Tomorrow is Martin Luther King, Jr. Day, and around the country, some people will spend the day volunteering and honoring Dr. King’s legacy through service. He had wise words to say about serving:
“Everybody can be great, because anybody can serve. You only need a heart full of grace, a soul generated by love.”
“Life’s persistent and most urgent question is ‘What are you doing for others?'”
“Seek to serve and your life will be filled with more joy than you can imagine.”
“You don’t have to have a college degree to serve. You don’t have to make your subject and verb agree to serve”.

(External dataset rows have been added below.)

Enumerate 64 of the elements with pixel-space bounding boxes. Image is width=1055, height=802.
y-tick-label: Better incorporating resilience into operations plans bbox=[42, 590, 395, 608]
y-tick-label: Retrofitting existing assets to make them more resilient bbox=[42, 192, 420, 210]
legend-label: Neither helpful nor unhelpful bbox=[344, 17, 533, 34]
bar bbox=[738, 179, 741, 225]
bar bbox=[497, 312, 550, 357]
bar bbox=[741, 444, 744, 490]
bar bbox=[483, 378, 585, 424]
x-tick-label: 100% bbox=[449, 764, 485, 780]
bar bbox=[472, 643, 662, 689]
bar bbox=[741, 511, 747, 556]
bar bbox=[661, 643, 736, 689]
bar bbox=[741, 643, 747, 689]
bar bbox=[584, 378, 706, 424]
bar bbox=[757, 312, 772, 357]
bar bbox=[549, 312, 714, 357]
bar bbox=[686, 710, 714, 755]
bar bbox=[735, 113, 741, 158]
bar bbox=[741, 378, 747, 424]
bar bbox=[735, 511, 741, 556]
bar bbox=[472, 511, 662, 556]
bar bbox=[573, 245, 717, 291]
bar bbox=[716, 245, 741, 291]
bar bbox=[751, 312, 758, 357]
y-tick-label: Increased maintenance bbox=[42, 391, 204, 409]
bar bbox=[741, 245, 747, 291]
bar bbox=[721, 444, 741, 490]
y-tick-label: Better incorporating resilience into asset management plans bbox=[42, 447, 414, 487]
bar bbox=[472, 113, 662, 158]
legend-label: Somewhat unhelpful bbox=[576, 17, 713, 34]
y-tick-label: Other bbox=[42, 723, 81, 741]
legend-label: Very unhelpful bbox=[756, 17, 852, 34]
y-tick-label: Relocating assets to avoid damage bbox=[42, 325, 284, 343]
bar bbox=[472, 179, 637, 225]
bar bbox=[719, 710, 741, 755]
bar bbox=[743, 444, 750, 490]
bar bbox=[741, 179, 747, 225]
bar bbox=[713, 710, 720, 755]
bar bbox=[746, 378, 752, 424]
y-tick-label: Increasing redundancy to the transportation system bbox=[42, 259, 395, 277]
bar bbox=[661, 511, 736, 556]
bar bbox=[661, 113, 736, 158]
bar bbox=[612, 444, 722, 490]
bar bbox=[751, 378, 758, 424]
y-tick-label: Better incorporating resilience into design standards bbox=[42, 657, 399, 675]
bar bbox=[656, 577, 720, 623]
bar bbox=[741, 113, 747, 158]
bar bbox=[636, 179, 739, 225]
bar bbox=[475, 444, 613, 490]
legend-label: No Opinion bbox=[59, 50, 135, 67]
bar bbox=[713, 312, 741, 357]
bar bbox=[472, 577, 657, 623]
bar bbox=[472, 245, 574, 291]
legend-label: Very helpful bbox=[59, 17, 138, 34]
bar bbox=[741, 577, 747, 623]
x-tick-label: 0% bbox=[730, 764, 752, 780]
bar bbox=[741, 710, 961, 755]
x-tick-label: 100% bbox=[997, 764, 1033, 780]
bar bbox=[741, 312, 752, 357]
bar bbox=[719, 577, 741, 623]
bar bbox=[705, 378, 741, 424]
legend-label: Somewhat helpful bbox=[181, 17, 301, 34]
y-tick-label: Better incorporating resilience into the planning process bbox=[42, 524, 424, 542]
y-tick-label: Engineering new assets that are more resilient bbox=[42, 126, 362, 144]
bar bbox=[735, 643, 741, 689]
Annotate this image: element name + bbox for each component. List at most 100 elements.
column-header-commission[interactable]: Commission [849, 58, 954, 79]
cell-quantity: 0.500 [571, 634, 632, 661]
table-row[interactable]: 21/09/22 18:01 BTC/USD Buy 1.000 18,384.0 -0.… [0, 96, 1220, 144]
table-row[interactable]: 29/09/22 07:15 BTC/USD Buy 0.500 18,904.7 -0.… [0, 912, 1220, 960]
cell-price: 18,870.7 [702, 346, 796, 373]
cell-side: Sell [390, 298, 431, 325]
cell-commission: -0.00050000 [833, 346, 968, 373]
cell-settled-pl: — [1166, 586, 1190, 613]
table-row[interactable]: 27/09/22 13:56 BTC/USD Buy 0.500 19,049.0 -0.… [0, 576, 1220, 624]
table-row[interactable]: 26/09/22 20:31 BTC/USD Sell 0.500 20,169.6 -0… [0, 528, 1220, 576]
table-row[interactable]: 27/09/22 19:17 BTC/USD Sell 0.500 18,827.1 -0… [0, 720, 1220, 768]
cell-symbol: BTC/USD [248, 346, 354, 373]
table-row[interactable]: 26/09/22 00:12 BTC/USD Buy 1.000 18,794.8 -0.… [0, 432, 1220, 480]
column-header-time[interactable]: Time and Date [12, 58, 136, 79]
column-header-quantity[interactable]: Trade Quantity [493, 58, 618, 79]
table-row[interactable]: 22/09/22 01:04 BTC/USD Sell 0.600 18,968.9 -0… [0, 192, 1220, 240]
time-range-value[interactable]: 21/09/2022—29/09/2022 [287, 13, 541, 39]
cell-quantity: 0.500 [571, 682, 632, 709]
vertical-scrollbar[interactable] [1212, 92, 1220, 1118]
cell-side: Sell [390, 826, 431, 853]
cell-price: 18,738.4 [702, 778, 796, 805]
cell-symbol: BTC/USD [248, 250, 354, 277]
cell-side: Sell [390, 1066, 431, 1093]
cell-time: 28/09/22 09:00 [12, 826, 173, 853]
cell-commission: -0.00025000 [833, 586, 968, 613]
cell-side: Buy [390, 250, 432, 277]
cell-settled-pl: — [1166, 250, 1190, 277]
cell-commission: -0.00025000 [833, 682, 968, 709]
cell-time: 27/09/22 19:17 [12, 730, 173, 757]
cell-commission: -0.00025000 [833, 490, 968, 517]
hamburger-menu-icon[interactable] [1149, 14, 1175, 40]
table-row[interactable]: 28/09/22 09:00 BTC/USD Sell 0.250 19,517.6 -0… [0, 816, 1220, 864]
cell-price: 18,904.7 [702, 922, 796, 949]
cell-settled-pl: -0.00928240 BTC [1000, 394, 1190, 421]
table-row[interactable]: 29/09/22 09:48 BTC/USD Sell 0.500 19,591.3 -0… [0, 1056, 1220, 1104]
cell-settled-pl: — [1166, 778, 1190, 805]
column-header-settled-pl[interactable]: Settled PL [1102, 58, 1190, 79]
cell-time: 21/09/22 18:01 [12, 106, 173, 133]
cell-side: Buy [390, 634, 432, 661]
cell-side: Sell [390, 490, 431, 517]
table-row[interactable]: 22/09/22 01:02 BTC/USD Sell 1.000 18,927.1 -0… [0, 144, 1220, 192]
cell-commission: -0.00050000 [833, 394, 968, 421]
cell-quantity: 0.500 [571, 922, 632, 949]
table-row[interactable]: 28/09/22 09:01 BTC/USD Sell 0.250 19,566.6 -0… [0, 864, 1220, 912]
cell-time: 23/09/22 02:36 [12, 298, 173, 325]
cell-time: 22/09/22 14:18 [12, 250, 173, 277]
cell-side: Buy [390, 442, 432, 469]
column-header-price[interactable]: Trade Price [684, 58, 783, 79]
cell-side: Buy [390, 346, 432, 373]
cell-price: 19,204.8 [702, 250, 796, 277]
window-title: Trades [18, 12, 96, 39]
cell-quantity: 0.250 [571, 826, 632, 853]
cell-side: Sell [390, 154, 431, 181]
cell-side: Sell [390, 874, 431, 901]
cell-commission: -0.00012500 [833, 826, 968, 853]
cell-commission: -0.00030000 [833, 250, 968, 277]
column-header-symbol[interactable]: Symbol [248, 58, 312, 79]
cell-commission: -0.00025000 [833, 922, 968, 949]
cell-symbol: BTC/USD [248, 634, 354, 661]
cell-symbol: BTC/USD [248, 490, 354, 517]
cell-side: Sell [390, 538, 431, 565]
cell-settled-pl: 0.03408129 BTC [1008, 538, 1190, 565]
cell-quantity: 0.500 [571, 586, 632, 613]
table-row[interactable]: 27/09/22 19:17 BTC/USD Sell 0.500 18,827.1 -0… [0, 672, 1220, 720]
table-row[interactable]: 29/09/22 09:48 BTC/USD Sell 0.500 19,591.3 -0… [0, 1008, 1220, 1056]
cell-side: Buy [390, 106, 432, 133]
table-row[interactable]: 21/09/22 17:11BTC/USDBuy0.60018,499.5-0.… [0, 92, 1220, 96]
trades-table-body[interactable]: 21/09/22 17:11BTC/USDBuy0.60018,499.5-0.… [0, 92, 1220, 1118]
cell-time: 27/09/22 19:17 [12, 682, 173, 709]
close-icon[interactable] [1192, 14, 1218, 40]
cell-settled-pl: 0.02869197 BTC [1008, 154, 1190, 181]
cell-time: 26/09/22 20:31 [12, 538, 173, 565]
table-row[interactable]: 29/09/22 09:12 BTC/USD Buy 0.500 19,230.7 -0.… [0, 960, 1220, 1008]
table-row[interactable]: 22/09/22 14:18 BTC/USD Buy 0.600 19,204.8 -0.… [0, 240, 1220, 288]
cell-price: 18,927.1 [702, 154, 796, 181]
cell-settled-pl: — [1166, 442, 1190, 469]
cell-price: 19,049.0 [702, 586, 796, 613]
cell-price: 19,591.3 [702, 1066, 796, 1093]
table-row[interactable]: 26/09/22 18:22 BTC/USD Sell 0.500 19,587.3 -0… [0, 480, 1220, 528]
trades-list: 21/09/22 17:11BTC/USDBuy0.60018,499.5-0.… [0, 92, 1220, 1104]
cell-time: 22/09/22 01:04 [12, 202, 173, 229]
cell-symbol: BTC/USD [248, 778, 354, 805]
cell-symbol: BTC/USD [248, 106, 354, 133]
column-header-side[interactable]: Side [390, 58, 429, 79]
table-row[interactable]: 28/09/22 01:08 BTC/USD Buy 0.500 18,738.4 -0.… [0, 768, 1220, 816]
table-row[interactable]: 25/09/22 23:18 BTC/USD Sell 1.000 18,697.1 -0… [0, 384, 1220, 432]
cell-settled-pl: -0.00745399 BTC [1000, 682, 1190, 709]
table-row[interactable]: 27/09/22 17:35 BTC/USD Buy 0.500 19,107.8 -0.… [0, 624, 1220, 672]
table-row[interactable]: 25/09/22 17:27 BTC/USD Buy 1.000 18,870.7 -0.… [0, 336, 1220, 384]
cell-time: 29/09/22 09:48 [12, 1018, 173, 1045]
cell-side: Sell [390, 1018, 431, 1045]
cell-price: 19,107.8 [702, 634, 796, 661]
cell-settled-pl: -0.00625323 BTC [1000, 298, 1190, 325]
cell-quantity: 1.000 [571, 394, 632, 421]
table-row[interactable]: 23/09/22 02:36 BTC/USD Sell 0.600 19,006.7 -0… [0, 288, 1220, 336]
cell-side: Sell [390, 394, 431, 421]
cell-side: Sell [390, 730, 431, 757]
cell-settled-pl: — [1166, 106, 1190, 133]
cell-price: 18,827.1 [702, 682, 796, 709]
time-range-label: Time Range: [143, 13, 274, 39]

What powerful words to remember today.
Traveling abroad and service experiences are the two gifts I want to give my kids as they get into their middle school and high school years. Both experiences widen a person’s understanding of the world. I know from my previous experiences in traveling and serving that I have come to realize how big and how beautiful the world is. I have also broadened my understanding of God, seeing how beautiful the world is and by seeing the faith of those who have little else.
In the Ignatian exercises, the prayer that a person experiences in week three is supposed to lead them outward by week four– to show their faith in an outward way, often bettering their community. Mother Teresa understood this, saying that “service to mankind is service to God.”
Food for Thought: As you enjoy your day off, potentially watching the inauguration, what is your call to serve? Who are you called to help in your community? How are you called to make your community a better place? Covid-19 really damaged our community’s pushing us inside, making us afraid to go out. Let 2025 be the year you decide to serve a community you don’t know well, to get to know them and their story, and to find connection and see humanity in them and their stories.